Monitoring the health of coral reefs has been identified as a major priority, both in the United States and internationally. The application of GIS provides managers and researchers with an invaluable tool to address fundamental scientific and management questions concerning the past, present, and future status of Hawaii's coral reefs. A major shortcoming of existing systems has been a disconnect between the extensive spatial data and bibliographic information and historical data available from a wide range of sources. Whenever a question arises in a given geographic area, the researcher or manager must uncover all relevant information for that area. Thus, there is a critical need to quickly and effectively identify and access pertinent scientific literature within a given spatial framework.
Defining the Problem
Scattered reports, files, and bibliographies can contain vital information on various aspects of coral reefs. Much of the information is found in "gray" literature reports that are not cited in standard literature and are rarely disseminated to the larger scientific community. Electronic bibliographies using different search engines and formats exist in a variety of noncompatible systems, but there is no single tool that allows for a simple search based on a specific geographic location in Hawaii's coral reef and near-shore ecosystems. This situation makes any in-depth review of the literature for a given site in Hawaii time-consuming and far from cost-effective.
Biologists at the USFWS office use ArcView 3.x to analyze environmental data for various near-shore regimes surrounding the islands of Hawaii. Nonspatial data is maintained in Microsoft Access. Locating supporting literature for studies and evaluation of specific areas requires that biologists perform time-consuming literature searches and visit many offices, libraries, and organizations to access the identified materials. A group of concerned biologists and librarians decided to develop a management tool that would simplify this process. Because one of the constraints adopted for the project was that the new system would use software that staff were already familiar with and had ready access to, this meant finding a solution that took advantage of the features of Microsoft Access and ArcView 3.x.
A successful solution would provide
To address the problem, a multifunctional database was developed that merges coral reef bibliographic references with the metadata from environmental datasets. This demonstration project focused on the Island of Oahu because considerable data--well-defined monitoring sites and literature--was readily available for this area. However, the database can be expanded to include other islands of Hawaii and the Pacific to support other federal and international conservation management concerns. Four types of datasets were developed for this project.
Shapefiles and location names for the Island of Oahu were obtained from the Hawaii Statewide GIS Program Web site (www.state.hi.us/dbedt/gis/). Tables were developed that contain bibliographic citations, metadata information, and map location names. A table was also created that allows for one-to-many linking so that ArcView 3.x could identify single records that referenced more than one location.

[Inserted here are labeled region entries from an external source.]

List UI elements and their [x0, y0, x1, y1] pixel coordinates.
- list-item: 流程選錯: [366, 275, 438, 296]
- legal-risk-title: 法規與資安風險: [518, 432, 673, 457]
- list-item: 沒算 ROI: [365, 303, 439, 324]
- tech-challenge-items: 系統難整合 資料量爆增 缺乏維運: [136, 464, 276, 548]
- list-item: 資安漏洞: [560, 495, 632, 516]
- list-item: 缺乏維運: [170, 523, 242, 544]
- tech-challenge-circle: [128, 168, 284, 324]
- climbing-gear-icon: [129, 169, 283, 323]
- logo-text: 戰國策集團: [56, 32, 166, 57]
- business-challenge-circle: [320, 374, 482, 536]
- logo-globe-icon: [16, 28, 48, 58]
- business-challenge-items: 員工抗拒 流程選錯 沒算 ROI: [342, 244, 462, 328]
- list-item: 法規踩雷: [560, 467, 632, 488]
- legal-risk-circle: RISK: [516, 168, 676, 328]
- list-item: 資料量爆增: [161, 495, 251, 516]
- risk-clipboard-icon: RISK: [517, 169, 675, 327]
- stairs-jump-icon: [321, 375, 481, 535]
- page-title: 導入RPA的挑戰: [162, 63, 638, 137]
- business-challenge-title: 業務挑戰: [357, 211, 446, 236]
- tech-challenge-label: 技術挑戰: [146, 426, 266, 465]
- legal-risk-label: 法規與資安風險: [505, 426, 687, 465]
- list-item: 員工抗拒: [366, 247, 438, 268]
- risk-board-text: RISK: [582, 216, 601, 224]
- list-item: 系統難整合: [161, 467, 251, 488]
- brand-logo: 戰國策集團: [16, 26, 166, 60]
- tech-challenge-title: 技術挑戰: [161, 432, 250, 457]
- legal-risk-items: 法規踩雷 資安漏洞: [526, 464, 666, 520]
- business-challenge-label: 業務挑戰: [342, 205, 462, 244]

Relational tables and search forms was developed in Microsoft Access 2000. The tables contain related information for bibliographic citations, bibliographic record information, and map location names. The forms let users search for and edit existing data and input new data. Periodically, the database is exported in dBASE (DBF) format and used to update ArcView 3.x.
The citations, abstracts, and comments commonly used by USFWS biologists come in a variety of formats--HTML, word processing, and print. Consolidating this information into a centralized database greatly simplified the identification process for biologists and managers. When available, comments from local biologists were added to the records.